Army Losing the TSP Race

When it comes to educating their people to the value of the Thrift Savings Plan, the armed services, and especially the Army are not doing a very good job. How...

The U.S. Army does lots of things very, very well. Especially considering its current hot war missions being fought with a smaller-than-cold-war force.

All the services are doing a great job, often in spite of being short-changed by penny-pinching, short-sighted politicians of both parties.

But there is one area where the military services, especially the Army, are not doing so well. That is in the field of encouraging their troops to participate in the Thrift Savings Plan.

Military pay isn’t great, and retired pay, for most, means cutting some corners. In that sense military people are similar to (but worse off than) FERS employees who must invest in the TSP to have a decent retirement.

Better than 80 percent of all white collar federal workers are participating in the TSP. For many of them, investments and earnings will provide half, or more, of the money they have to spend in retirement. But not so the military.

Consider this:

Only 26 percent of active duty Army personnel were contributing to the TSP as of last month. Less than 12 percent of the ready reserve, which is heavily involved in Iraq, are in the TSP.
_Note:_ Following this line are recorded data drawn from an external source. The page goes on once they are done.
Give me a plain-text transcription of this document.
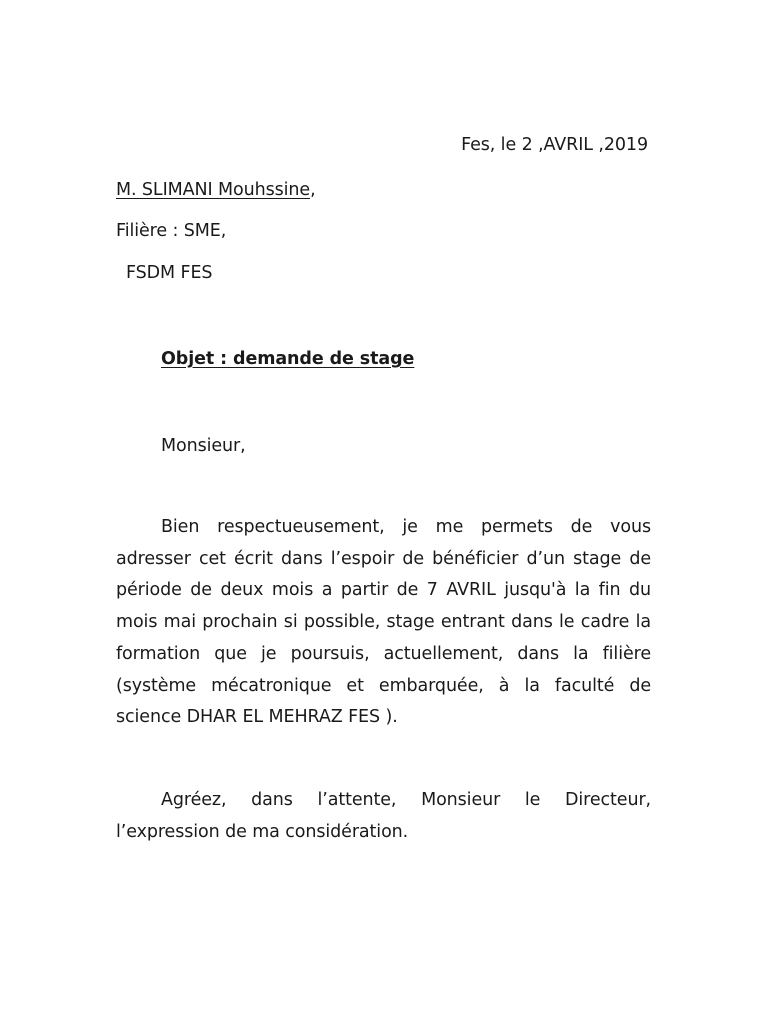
Fes, le 2 ,AVRIL ,2019
M. SLIMANI Mouhssine,
Filière : SME,
FSDM FES
Objet : demande de stage
Monsieur,
Bien respectueusement, je me permets de vous adresser cet écrit dans l’espoir de bénéficier d’un stage de période de deux mois a partir de 7 AVRIL jusqu'à la fin du mois mai prochain si possible, stage entrant dans le cadre la formation que je poursuis, actuellement, dans la filière (système mécatronique et embarquée, à la faculté de science DHAR EL MEHRAZ FES ).
Agréez, dans l’attente, Monsieur le Directeur, l’expression de ma considération.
By the same token almost 52 percent of active duty Navy personnel were in the TSP. For the Marine Corps it was 35.4 percent; Air Force 33.5 percent and the Coast Guard, 30.3 percent. Among uniformed personnel in the Public Health Service and the National Oceanic & Atmospheric Administration, the numbers were 68 percent and 67 percent respectively.

So which service is doing a good job of encouraging its people to save. And who isn’t?

The question isn’t who, it’s why?

Why is the Army lagging so far behind the other services? Granted it’s pretty busy now, but then again so is the Marine Corps. The Navy has some long deployments and the Coast Guard now is doing a lot more than guarding the coast of the U.S.. Ditto for the Air Force. They’re all busy.

Some critics claim the Army is doing a not-so-hot job on purpose. That top brass fear that if enlisted and NCOs had a fat (portable) TSP account, they would leave for greener pastures in the private sector. After all, private Defense contractors love skilled, disciplined, security-cleared people of which the Army has plenty.

Is, as the conspiracy theorists believe, the Army downplaying the value of the TSP as a “retention” tool? Does that make sense? Would the Army do something as cynical/stupid (choose one) as that?

Cash incentives are being used to stem the flow, but these are one-shot payments. The bonuses are nice, but they won’t help when individuals retire from the service – if they do. Better pay, bonuses and a higher rate of TSP participation (it would help if Uncle Sam matched contributions, like the government now does for most civil servants) might help.

The idea that the Army would intentionally downplay the TSP in order to keep people seems absurd to me. But maybe I’m missing something. Any ideas?

Stamp Out Hunger

Saturday, May 10 is the date for the nation’s largest one-day food drive. If you get mail, you can participate. The idea is this: You can set out bagged non-perishable food items and put them beside your mailbox or mail pickup spot. Members of the National Association of Letter Carriers will do the rest. They will, on their own time, pick up the items and take them to food banks in your community. The food drive is a long tradition with the letter carriers union and its brought in millions of dollars worth of food for the needy.

Nearly Useless Mothers’ Day Factoid

According to mothersdaycelebration.com, the highest officially recorded number of children born to one mother is 69, to the first wife of Feodor Vassilyev of Shuya, Russia. Between 1725 and 1765, in a total of 27 confinements (that means “birthin’s” if you’re a member of my family), she gave birth to 16 pairs of twins, seven sets of triplets, and four sets of quadruplets. 67 of them survived infancy. We don’t know what her first name was, but she probably only answered to “Mom” anyway.